A LAPSE OF CONCENTRATION
A LAPSE OF CONCENTRATION
After we met, when we both
watched out for the other
(you were as sharp as a needle),
when we quietly moved on to “going out”,
I was drawn, most of all, by your
darting, quizzical eyes (swift as arrows)
and that slight furrow lying low in your
forehead (you said this was unremarkable,
I said maybe you should chill a little).
And now and then you’d sing a few bars (alto)
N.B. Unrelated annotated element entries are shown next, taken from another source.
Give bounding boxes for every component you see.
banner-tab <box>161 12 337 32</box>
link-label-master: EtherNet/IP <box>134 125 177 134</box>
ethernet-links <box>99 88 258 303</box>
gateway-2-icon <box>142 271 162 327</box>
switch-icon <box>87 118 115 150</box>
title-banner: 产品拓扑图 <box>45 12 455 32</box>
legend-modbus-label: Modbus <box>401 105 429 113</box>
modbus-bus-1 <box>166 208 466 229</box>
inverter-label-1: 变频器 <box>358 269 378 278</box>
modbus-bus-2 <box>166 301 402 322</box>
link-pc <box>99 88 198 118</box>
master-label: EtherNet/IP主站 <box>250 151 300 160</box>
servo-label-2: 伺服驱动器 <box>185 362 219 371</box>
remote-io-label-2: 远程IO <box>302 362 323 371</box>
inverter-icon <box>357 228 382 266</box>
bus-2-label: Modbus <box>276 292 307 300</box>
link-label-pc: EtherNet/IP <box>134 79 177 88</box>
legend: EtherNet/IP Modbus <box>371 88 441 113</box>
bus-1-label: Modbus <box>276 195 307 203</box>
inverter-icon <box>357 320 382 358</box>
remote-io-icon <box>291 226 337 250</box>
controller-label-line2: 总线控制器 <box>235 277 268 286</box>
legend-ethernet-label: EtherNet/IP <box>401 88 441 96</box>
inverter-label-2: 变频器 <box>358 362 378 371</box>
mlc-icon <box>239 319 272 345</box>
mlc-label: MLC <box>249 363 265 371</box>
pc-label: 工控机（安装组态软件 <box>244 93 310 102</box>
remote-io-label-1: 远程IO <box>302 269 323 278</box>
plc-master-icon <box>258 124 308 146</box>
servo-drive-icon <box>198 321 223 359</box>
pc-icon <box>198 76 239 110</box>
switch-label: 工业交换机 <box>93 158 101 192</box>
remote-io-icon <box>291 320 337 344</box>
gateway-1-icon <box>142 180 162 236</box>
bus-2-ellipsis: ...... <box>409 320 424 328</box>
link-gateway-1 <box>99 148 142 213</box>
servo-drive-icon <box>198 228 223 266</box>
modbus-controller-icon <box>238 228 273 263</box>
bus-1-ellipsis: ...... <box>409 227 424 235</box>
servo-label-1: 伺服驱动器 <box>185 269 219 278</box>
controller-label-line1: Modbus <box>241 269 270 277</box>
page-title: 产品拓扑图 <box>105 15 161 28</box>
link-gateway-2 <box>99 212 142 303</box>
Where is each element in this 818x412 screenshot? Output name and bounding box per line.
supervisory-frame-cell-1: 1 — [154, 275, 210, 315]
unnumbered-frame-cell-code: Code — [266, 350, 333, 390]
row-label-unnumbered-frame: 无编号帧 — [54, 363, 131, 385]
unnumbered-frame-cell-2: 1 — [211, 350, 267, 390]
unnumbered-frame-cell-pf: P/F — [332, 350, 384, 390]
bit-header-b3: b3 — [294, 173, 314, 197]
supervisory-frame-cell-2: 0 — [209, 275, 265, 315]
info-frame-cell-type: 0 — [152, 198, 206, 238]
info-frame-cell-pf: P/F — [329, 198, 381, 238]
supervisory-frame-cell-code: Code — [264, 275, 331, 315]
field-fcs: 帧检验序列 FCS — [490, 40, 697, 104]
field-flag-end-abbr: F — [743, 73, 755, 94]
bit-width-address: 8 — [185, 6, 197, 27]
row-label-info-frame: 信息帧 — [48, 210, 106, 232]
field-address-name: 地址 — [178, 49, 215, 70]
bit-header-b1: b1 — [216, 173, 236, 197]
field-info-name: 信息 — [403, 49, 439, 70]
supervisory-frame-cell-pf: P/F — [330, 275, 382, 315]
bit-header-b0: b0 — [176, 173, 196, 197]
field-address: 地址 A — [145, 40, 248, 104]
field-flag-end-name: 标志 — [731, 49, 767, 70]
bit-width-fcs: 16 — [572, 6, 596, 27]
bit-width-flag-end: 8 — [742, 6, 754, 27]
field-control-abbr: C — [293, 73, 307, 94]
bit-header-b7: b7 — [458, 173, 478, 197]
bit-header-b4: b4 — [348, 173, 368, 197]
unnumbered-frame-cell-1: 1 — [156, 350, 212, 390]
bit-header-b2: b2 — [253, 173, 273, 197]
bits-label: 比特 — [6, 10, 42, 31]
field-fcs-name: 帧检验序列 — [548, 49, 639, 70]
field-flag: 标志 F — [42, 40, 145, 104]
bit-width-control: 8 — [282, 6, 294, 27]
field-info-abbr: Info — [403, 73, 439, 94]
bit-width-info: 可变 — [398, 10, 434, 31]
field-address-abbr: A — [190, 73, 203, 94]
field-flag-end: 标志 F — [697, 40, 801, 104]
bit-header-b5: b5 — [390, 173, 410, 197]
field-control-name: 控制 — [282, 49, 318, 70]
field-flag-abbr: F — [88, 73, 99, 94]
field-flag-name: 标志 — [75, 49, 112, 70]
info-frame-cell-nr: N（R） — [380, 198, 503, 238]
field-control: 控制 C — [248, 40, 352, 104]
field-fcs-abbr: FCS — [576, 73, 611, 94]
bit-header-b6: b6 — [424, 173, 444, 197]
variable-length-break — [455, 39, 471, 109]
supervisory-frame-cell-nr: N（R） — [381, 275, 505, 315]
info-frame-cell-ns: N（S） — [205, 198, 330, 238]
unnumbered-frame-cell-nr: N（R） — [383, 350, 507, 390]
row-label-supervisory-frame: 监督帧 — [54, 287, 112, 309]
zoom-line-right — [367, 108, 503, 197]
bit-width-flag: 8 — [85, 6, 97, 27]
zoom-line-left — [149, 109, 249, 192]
from tunes I didn’t know; I guessed that
you’d been born with them in your
lungs and throat, then a lifetime of practice,
now pitch perfect, as you knew.
And you were oh so pretty then –
how good it felt to be (seen) with you –
though you eschewed photographs,
saying (and how well you put it)
you’d never liked snapshots because
the snap was, for you, a bit like a slap
for showing off and the shot was, well,
a thing so dreadful you couldn’t start to say.
It took a while, each time, to leave the reasons
alone and to smile, properly, when we’d gone,
moved on (how I was won by those smiles).
Blind, really, is the word for what you made me,
blind to just about everything you said I
should do, no question, no thought even
as to whether my need was greater than
your greed (how hard it was to populate
inside my head and have someone, some thing
work it through). Common sense long gone,
any plan long lost, at who knows what cost,
at who knows whose cost (leaving my own
alone for a moment, still unwilling to accept there
is no going back, no welcome for the prodigal).
It all got out of hand, around a year down the road
(how I wish I’d stopped there, before slipping
deeper, deepest down). It was when you
made that one mistake, that careless moment,
when we both looked at the mirror – the big one in the hall –
and you faced me from the mirror (was this the only time,
was this really so rare, so utterly out of the ordinary?);
your right hand moved and was met by the exact movement
of your right hand in the mirror. Without thinking, I pushed
your left hand (now a fist) toward the mirror,
now matched by your left fist swinging out.
You kicked the mirror, hard, and a low, dark groan,
now a gruff bass, escaped your insides and spilled
out into the air around us; and you moaned again,
your pain mixed with the scratching slide of glass
falling to the floor. You picked up a shard, razor-sharp,
and ran, who knows where; I followed still-scarlet drops
but you were gone, quite gone. Who knows why but
I wanted you to be round every corner. How pretty
was your smile! I have replaced the mirror glass
(it’s where I last saw you); I wait, humming those few bars
(I know I love you still; will you sing them with me?).